Skip to main content
Research

Routing Strategies for Mixture-of-Experts on Edge Silicon

Status: Research

Mechanism

Expert-selection policies that respect on-die memory layout and activation-tensor traffic patterns on edge silicon. Datacenter-scale mixture-of-experts routing assumes uniform interconnect bandwidth and ample HBM, so the standard top-k softmax gate can treat every expert as equally cheap to activate. Edge silicon does not satisfy that assumption. The realistic memory hierarchy is tiered (on-die SRAM plus LPDDR plus NAND) with order-of-magnitude bandwidth disparities between tiers, and at any given step only a small subset of experts is resident in the fastest tier.
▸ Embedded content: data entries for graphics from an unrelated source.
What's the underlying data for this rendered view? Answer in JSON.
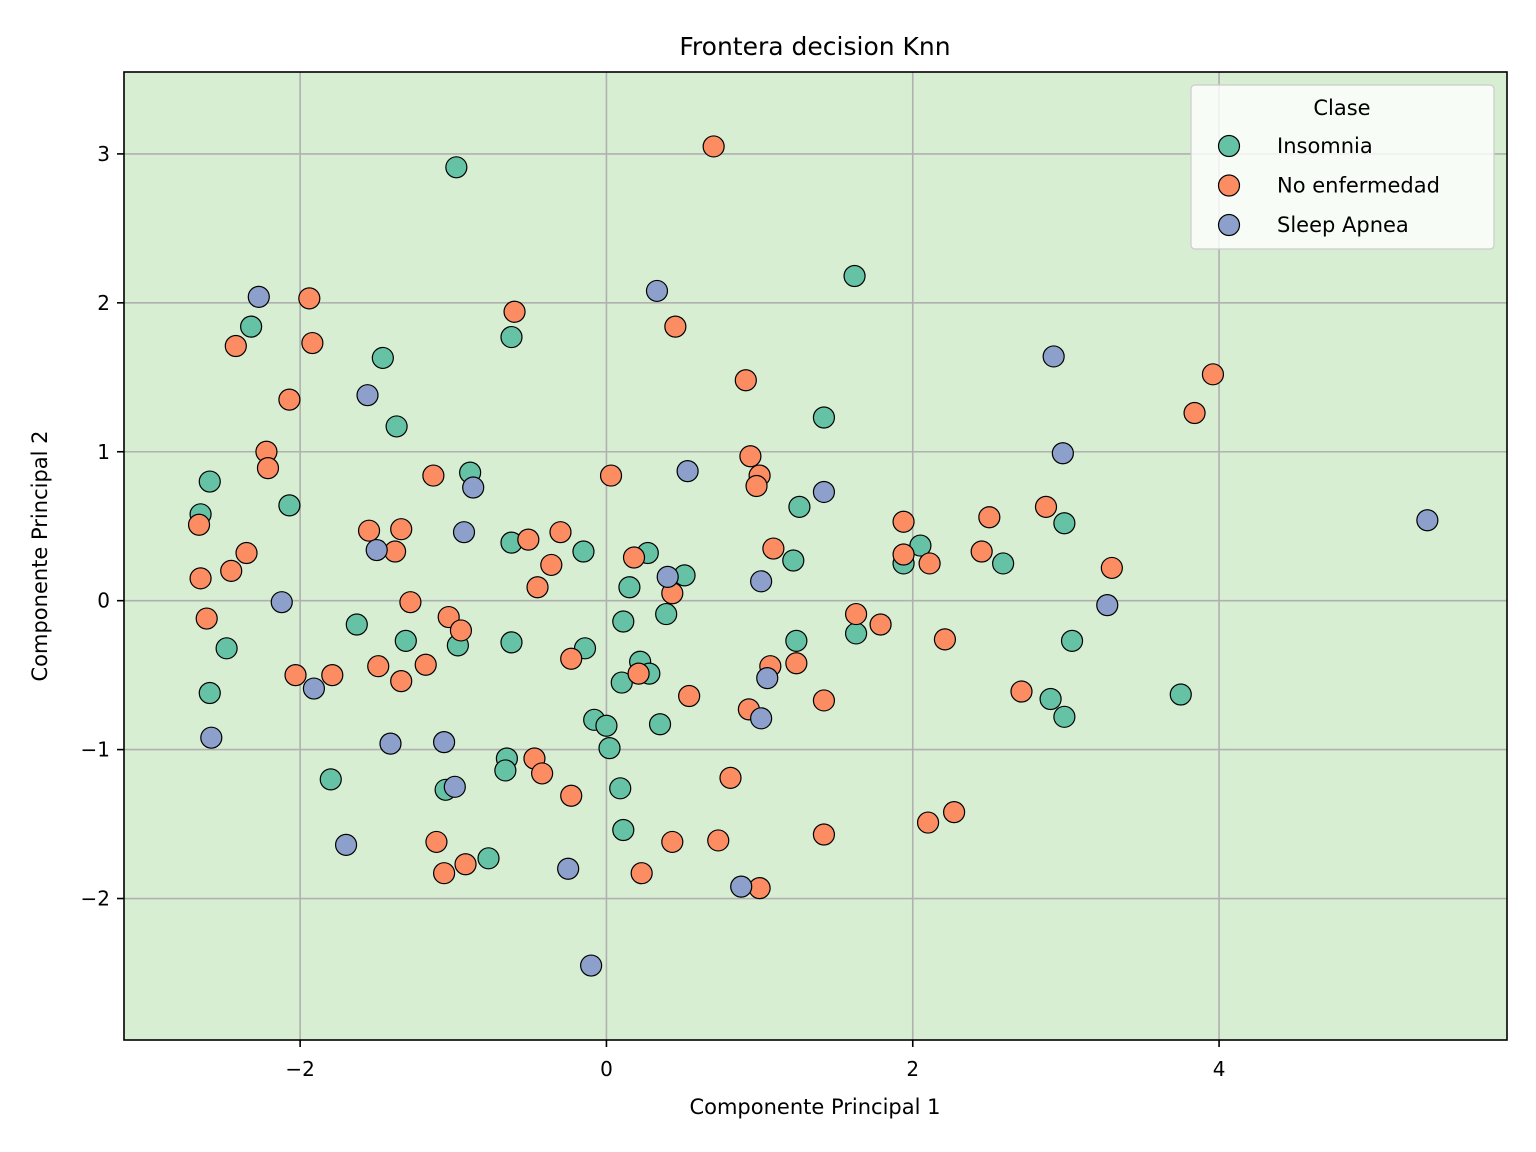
{
  "chart_data": {
    "type": "scatter",
    "title": "Frontera decision Knn",
    "xlabel": "Componente Principal 1",
    "ylabel": "Componente Principal 2",
    "xlim": [
      -3.15,
      5.88
    ],
    "ylim": [
      -2.95,
      3.55
    ],
    "xticks": [
      -2,
      0,
      2,
      4
    ],
    "yticks": [
      -2,
      -1,
      0,
      1,
      2,
      3
    ],
    "xtick_labels": [
      "−2",
      "0",
      "2",
      "4"
    ],
    "ytick_labels": [
      "−2",
      "−1",
      "0",
      "1",
      "2",
      "3"
    ],
    "grid": true,
    "background_color": "#d7eed2",
    "legend": {
      "title": "Clase",
      "placement": "top-right"
    },
    "series": [
      {
        "name": "Insomnia",
        "color": "#66c2a5",
        "points": [
          [
            -0.98,
            2.91
          ],
          [
            1.62,
            2.18
          ],
          [
            -2.32,
            1.84
          ],
          [
            -1.46,
            1.63
          ],
          [
            -0.62,
            1.77
          ],
          [
            1.42,
            1.23
          ],
          [
            -1.37,
            1.17
          ],
          [
            -2.59,
            0.8
          ],
          [
            -0.89,
            0.86
          ],
          [
            -2.07,
            0.64
          ],
          [
            -2.65,
            0.58
          ],
          [
            1.26,
            0.63
          ],
          [
            2.99,
            0.52
          ],
          [
            -0.62,
            0.39
          ],
          [
            -0.15,
            0.33
          ],
          [
            0.27,
            0.32
          ],
          [
            1.22,
            0.27
          ],
          [
            2.05,
            0.37
          ],
          [
            1.94,
            0.25
          ],
          [
            2.59,
            0.25
          ],
          [
            0.51,
            0.17
          ],
          [
            0.15,
            0.09
          ],
          [
            -1.63,
            -0.16
          ],
          [
            0.11,
            -0.14
          ],
          [
            0.39,
            -0.09
          ],
          [
            -2.48,
            -0.32
          ],
          [
            -1.31,
            -0.27
          ],
          [
            -0.97,
            -0.3
          ],
          [
            -0.62,
            -0.28
          ],
          [
            -0.14,
            -0.32
          ],
          [
            1.24,
            -0.27
          ],
          [
            1.63,
            -0.22
          ],
          [
            3.04,
            -0.27
          ],
          [
            0.22,
            -0.41
          ],
          [
            0.28,
            -0.49
          ],
          [
            0.1,
            -0.55
          ],
          [
            -2.59,
            -0.62
          ],
          [
            2.9,
            -0.66
          ],
          [
            3.75,
            -0.63
          ],
          [
            2.99,
            -0.78
          ],
          [
            -0.08,
            -0.8
          ],
          [
            0.0,
            -0.84
          ],
          [
            0.35,
            -0.83
          ],
          [
            0.02,
            -0.99
          ],
          [
            -0.65,
            -1.06
          ],
          [
            -0.66,
            -1.14
          ],
          [
            -1.8,
            -1.2
          ],
          [
            -1.05,
            -1.27
          ],
          [
            0.09,
            -1.26
          ],
          [
            0.11,
            -1.54
          ],
          [
            -0.77,
            -1.73
          ]
        ]
      },
      {
        "name": "No enfermedad",
        "color": "#fc8d62",
        "points": [
          [
            0.7,
            3.05
          ],
          [
            -1.94,
            2.03
          ],
          [
            -0.6,
            1.94
          ],
          [
            0.45,
            1.84
          ],
          [
            -2.42,
            1.71
          ],
          [
            -1.92,
            1.73
          ],
          [
            3.96,
            1.52
          ],
          [
            0.91,
            1.48
          ],
          [
            -2.07,
            1.35
          ],
          [
            3.84,
            1.26
          ],
          [
            -2.22,
            1.0
          ],
          [
            0.94,
            0.97
          ],
          [
            -2.21,
            0.89
          ],
          [
            1.0,
            0.84
          ],
          [
            -1.13,
            0.84
          ],
          [
            0.03,
            0.84
          ],
          [
            0.98,
            0.77
          ],
          [
            2.87,
            0.63
          ],
          [
            2.5,
            0.56
          ],
          [
            1.94,
            0.53
          ],
          [
            -2.66,
            0.51
          ],
          [
            -1.55,
            0.47
          ],
          [
            -1.34,
            0.48
          ],
          [
            -0.3,
            0.46
          ],
          [
            -0.51,
            0.41
          ],
          [
            1.09,
            0.35
          ],
          [
            -2.35,
            0.32
          ],
          [
            -1.38,
            0.33
          ],
          [
            2.45,
            0.33
          ],
          [
            1.94,
            0.31
          ],
          [
            0.18,
            0.29
          ],
          [
            2.11,
            0.25
          ],
          [
            -0.36,
            0.24
          ],
          [
            -2.45,
            0.2
          ],
          [
            3.3,
            0.22
          ],
          [
            -2.65,
            0.15
          ],
          [
            -0.45,
            0.09
          ],
          [
            0.43,
            0.05
          ],
          [
            -1.28,
            -0.01
          ],
          [
            -2.61,
            -0.12
          ],
          [
            -1.03,
            -0.11
          ],
          [
            1.63,
            -0.09
          ],
          [
            1.79,
            -0.16
          ],
          [
            -0.95,
            -0.2
          ],
          [
            2.21,
            -0.26
          ],
          [
            -0.23,
            -0.39
          ],
          [
            -1.49,
            -0.44
          ],
          [
            -1.18,
            -0.43
          ],
          [
            1.07,
            -0.44
          ],
          [
            1.24,
            -0.42
          ],
          [
            0.21,
            -0.49
          ],
          [
            -2.03,
            -0.5
          ],
          [
            -1.79,
            -0.5
          ],
          [
            -1.34,
            -0.54
          ],
          [
            2.71,
            -0.61
          ],
          [
            0.54,
            -0.64
          ],
          [
            1.42,
            -0.67
          ],
          [
            0.93,
            -0.73
          ],
          [
            -0.47,
            -1.06
          ],
          [
            -0.42,
            -1.16
          ],
          [
            0.81,
            -1.19
          ],
          [
            -0.23,
            -1.31
          ],
          [
            2.27,
            -1.42
          ],
          [
            2.1,
            -1.49
          ],
          [
            1.42,
            -1.57
          ],
          [
            -1.11,
            -1.62
          ],
          [
            0.43,
            -1.62
          ],
          [
            0.73,
            -1.61
          ],
          [
            -0.92,
            -1.77
          ],
          [
            -1.06,
            -1.83
          ],
          [
            0.23,
            -1.83
          ],
          [
            1.0,
            -1.93
          ]
        ]
      },
      {
        "name": "Sleep Apnea",
        "color": "#8da0cb",
        "points": [
          [
            -2.27,
            2.04
          ],
          [
            0.33,
            2.08
          ],
          [
            2.92,
            1.64
          ],
          [
            -1.56,
            1.38
          ],
          [
            2.98,
            0.99
          ],
          [
            0.53,
            0.87
          ],
          [
            -0.87,
            0.76
          ],
          [
            1.42,
            0.73
          ],
          [
            -0.93,
            0.46
          ],
          [
            5.36,
            0.54
          ],
          [
            -1.5,
            0.34
          ],
          [
            0.4,
            0.16
          ],
          [
            1.01,
            0.13
          ],
          [
            -2.12,
            -0.01
          ],
          [
            3.27,
            -0.03
          ],
          [
            -1.91,
            -0.59
          ],
          [
            1.05,
            -0.52
          ],
          [
            -2.58,
            -0.92
          ],
          [
            1.01,
            -0.79
          ],
          [
            -1.41,
            -0.96
          ],
          [
            -1.06,
            -0.95
          ],
          [
            -0.99,
            -1.25
          ],
          [
            -1.7,
            -1.64
          ],
          [
            -0.25,
            -1.8
          ],
          [
            0.88,
            -1.92
          ],
          [
            -0.1,
            -2.45
          ]
        ]
      }
    ]
  }
}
The router should be aware of which experts are resident at which level and price activation accordingly. In this framing the router is itself an optimization problem: minimize cumulative activation transfer subject to a quality target, where the constraint set is set by the device, not by the model architect.

Why this matters

  • Datacenter MoE routing strategies do not transfer to edge silicon without modification. Activation-tensor traffic dominates inference latency at the tier where on-die SRAM holds only one or two experts, and the standard gate has no representation of that constraint.
  • Adjacent filed work (K-Pool LoRA at US Prov. 64/060,315) establishes the gradient-detached frozen-encoder routing intuition on a fixed-size adapter pool. The same intuition extends to MoE-style multi-expert layers, where the router must remain stable across the inference distribution and cannot drift with the language-modeling gradient at every step.
  • This is a research line, not a filed asset. Expected public output is on the order of a workshop preprint within the next 12 to 18 months, contingent on empirical validation of the proposed mechanism against published MoE-LoRA baselines.

Status and what's next

Active research. A filing decision is deferred until the empirical work clears the prior-art landscape (MILE, MINGLE, KeepLoRA, HiMoLE, GainLoRA, MixLoRA all explore adjacent surfaces, and a non-trivial subset of the routing-policy claim space is already crowded). Honest disclosure: this work has not been benchmarked against a held-out edge-silicon test bed, and published results from the lab on this specific surface are TBD.